Côja, atravessada pelo rio Alva, foi vila e sede de concelho entre 1260 e 1853, com foral antigo de 1260 e foral novo passado em Lisboa a 12 de setembro de 1514. A localidade passou depois a freguesia e, em 2013, agregou-se com Barril do Alva, formando uma união de freguesias. Vila Cova do Alva, situada a cerca de sete quilómetros de Côja, também foi sede de concelho até 1836, tendo recebido foral do Bispo de Coimbra no século XIV, confirmado e renovado nos séculos XV e XVI. Para Luís Paulo Costa, presidente da Câmara de Arganil, trata-se do “culminar positivo de um processo que valoriza o histórico destas localidades e o seu estatuto de sedes de concelho”.

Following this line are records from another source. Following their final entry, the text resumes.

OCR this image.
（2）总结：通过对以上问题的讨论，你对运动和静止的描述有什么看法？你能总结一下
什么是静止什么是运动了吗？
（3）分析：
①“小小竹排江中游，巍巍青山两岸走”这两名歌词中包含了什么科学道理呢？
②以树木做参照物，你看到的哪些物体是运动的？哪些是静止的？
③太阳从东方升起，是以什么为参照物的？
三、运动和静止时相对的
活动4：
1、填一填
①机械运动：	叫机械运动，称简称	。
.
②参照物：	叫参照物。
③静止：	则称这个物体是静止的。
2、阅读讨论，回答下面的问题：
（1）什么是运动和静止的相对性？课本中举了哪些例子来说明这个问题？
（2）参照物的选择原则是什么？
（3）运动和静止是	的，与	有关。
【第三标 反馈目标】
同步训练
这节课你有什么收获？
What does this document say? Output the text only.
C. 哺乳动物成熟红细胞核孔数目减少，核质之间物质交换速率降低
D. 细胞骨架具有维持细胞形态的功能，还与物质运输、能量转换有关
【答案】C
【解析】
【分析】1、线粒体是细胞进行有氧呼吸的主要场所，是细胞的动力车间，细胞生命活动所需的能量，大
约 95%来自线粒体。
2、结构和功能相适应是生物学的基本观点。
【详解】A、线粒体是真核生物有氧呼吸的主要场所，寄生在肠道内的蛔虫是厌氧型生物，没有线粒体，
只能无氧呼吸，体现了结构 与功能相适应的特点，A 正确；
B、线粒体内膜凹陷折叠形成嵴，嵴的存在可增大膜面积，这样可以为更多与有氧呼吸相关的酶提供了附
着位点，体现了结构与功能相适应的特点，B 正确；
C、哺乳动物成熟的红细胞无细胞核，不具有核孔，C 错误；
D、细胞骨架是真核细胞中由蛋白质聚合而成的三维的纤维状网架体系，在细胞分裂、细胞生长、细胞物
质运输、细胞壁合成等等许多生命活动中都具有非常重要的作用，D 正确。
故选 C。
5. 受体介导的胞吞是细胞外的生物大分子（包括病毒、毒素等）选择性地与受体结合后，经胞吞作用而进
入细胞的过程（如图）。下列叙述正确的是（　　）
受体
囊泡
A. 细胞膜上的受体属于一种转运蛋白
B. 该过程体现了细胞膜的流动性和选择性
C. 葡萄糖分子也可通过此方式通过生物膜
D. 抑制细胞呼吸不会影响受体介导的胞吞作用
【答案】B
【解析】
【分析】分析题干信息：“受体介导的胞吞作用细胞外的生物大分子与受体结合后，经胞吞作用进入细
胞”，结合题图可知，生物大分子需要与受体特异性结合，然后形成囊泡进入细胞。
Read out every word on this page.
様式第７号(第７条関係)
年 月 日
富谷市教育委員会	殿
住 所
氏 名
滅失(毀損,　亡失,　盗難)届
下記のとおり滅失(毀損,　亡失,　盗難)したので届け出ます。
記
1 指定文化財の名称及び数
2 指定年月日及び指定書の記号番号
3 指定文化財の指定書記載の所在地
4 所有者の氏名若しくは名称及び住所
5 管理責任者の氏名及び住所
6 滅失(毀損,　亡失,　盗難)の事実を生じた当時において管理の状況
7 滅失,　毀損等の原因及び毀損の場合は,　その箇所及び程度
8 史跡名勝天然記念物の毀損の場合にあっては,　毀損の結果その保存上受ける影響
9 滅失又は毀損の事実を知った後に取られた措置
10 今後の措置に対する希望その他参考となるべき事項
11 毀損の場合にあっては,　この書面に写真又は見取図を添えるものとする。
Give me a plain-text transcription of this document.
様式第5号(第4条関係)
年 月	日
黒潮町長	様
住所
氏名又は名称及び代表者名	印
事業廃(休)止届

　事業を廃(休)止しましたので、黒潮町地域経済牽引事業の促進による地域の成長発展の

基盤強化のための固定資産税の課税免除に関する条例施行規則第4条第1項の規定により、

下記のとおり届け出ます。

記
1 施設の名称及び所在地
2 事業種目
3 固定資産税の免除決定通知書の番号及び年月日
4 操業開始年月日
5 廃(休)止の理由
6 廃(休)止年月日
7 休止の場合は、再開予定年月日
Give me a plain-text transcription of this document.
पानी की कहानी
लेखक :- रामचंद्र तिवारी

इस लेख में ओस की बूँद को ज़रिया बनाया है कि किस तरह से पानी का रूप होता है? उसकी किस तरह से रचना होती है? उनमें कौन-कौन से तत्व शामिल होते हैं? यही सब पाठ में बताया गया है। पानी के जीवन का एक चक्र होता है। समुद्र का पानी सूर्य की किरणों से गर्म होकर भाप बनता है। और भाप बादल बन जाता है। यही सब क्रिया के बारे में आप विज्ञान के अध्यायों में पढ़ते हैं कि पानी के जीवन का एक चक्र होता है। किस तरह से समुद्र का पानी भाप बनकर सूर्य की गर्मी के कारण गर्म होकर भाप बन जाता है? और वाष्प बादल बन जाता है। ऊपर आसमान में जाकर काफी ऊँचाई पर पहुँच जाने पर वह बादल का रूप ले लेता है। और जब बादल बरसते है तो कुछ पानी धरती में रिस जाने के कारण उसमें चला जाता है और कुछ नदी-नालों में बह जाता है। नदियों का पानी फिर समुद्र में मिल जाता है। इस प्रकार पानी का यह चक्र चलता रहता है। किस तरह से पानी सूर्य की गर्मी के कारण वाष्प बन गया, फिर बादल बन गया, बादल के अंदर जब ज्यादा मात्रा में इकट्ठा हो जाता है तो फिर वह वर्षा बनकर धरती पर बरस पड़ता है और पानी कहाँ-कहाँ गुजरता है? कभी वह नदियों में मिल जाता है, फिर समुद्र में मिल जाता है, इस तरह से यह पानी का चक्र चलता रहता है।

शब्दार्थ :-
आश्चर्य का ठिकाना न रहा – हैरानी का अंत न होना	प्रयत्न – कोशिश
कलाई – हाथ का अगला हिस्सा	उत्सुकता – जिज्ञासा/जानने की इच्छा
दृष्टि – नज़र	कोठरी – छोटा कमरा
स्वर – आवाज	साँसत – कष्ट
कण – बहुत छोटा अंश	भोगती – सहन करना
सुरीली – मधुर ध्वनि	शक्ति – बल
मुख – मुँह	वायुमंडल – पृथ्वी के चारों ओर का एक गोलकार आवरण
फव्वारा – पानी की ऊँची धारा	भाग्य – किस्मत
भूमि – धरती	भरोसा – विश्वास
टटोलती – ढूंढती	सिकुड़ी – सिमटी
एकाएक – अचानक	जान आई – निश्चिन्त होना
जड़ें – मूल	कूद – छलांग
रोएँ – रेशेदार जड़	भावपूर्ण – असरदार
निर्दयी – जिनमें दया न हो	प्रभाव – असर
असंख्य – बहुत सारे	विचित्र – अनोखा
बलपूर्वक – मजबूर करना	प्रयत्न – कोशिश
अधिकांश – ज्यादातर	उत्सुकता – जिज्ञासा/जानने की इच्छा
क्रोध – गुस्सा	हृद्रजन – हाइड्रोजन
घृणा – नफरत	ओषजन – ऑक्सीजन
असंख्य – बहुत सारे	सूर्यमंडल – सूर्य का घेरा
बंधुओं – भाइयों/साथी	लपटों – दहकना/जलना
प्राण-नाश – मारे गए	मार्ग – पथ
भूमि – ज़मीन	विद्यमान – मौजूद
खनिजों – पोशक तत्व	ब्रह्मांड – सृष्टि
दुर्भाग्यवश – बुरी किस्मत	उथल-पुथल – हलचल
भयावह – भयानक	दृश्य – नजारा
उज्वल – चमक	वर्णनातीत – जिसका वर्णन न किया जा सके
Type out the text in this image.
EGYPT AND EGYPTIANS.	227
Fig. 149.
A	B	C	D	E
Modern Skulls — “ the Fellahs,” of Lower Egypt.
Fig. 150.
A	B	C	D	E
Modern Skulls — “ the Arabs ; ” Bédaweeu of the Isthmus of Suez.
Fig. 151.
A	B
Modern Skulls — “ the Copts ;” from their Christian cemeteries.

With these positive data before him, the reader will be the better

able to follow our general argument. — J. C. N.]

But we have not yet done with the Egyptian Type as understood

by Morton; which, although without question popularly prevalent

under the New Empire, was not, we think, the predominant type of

Semide, sede da União de Freguesias de Semide e Rio de Vide, teve Carta de Povoamento em 1164 e foral novo em 1514, mantendo-se como concelho até 1853. A localidade integra o Mosteiro de Santa Maria de Semide, fundado em 1154 e classificado como Imóvel de Interesse Público, que acolhe atualmente um polo do Cearte e um lar da Cáritas Diocesana de Coimbra. José Miguel Ferreira, presidente da Câmara de Miranda do Corvo, salientou que a decisão “reforça a centralidade de Semide e consolida Miranda do Corvo como polo histórico na região Centro”.
A lei reconhece a titularidade histórica de vila a todas as povoações que tenham sido sede de concelho, com foral ou estrutura administrativa relevante, assegurando a preservação do seu património e identidade histórica.